- Tuesday, September 17, 2019

President Trump is reportedly planning his most ambitious executive order yet. It would require pharmaceutical companies to sell drugs to Medicare and Medicaid for the same prices they charge in other developed countries, where medicines are often far cheaper.  

That might sound like the sort of bold, America-first policy we need to make drugs more affordable. It’s deeply unfair that wealthy nations like Canada and Germany can purchase medicines — typically invented in the United States — for a fraction of the price that Americans pay.

But the strategy would backfire. Price controls would yield short-term savings for patients and taxpayers — but they’d also deter future research investments and choke off the development of new drugs. The policy would leave Americans worse off in the long run. Let’s hope the administration chooses a smarter way to reduce patients’ drug costs.

Medical innovation is a high-risk, high-expense endeavor. Less than 12 percent of experimental therapies that undergo human testing ultimately prove effective enough to receive FDA approval. Because of this high failure rate, it costs more than $2.5 billion to bring just one new drug to market.

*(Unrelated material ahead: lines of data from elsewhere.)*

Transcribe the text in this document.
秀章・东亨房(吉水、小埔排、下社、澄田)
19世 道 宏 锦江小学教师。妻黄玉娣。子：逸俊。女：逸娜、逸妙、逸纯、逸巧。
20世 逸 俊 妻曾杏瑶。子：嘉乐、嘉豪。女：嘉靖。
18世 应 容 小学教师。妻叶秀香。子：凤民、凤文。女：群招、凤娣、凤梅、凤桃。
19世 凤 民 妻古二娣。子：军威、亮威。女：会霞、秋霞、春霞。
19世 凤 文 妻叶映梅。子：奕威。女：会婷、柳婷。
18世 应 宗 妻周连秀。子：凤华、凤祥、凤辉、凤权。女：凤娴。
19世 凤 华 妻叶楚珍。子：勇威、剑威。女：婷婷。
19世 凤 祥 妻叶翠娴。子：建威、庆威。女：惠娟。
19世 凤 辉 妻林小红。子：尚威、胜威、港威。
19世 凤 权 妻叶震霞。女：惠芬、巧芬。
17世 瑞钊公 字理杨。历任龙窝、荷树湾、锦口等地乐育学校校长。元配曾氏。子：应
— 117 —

Investors willingly fund risky research projects as long as there’s a chance to profit from a successful medicine. Big pharmaceutical companies poured almost $80 billion into research and development in 2018 alone. Smaller biotech firms invested billions more.

Thanks to such investments, U.S. labs produce over half of all new medicines developed worldwide. America leads the world in drug development precisely because it doesn’t artificially cap the price of medicines.

This innovation saves lives. In the United States, death rates from HIV/AIDS have plummeted close to 90 percent since the mid-1990s thanks to new antiretroviral treatments. Cancer deaths have fallen 27 percent over the last three decades, mostly because of better drugs. Five-year survival rates for chronic myeloid leukemia have risen by almost 60 percent since 2001, when the first drug to treat the cancer was approved.

This progress shows no signs of slowing. Roughly three-quarters of drugs in the clinical pipeline are potential “first-in-class” medicines for Alzheimer’s disease, diabetes, cancer and more. That means they’re unlike any other drugs on the market.

Price controls would eliminate companies’ incentives to invest in drug development. Why would firms spend billions on research if there’s no hope of eventually turning a profit or even recouping their development costs?

If the president’s potential executive order — or a proposed plan that would index Medicare reimbursements for advanced drugs to the prices paid in other countries — goes into effect, patients would enjoy far fewer new cures.

Fortunately, the president can deliver savings to patients without resorting to price controls. His aides at the Department of Health and Human Services (HHS) already developed — but then inexplicably shelved — a great plan to reform the drug supply chain.

Each year, drug makers offer well over $100 billion of discounts on their products to insurers and other middlemen in the drug supply chain. But patients rarely benefit from these savings at the pharmacy counter. That’s because insurers and middlemen capture these rebates themselves, instead of using them to reduce patients’ out-of-pocket costs.

The HHS proposal would have forced insurers and other middlemen to share those discounts directly with Medicare beneficiaries in the form of lower copays and coinsurance. According to an analysis from consulting firm Milliman, the rule could have reduced Medicare beneficiaries’ prescription drug spending by 11 percent and saved the federal government up to $98 billion over the next decade.

These savings would have made it easier for patients to stay healthy. Up to 125,000 Americans lose their lives each year because they don’t adhere to their prescriptions. This prescription “non-adherence” is responsible for 10 percent of hospitalizations and costs the U.S. health care system up to $289 billion every year.

Additionally, instead of embracing ill-conceived price controls, the administration should be pressuring other nations, especially European countries, to abandon such policies so that the United States does not have to foot the bill for most of the world’s pharmaceutical research and development.

Imposing price controls on Medicare might generate short-term savings — but it’d cut off the research funding that yields new cures. President Trump would be wise to shelve this proposal and concentrate on slashing Americans’ out-of-pocket drug costs.

• Bob Beauprez, a former Republican U.S. representative Colorado, is a Republican candidate for governor of Colorado.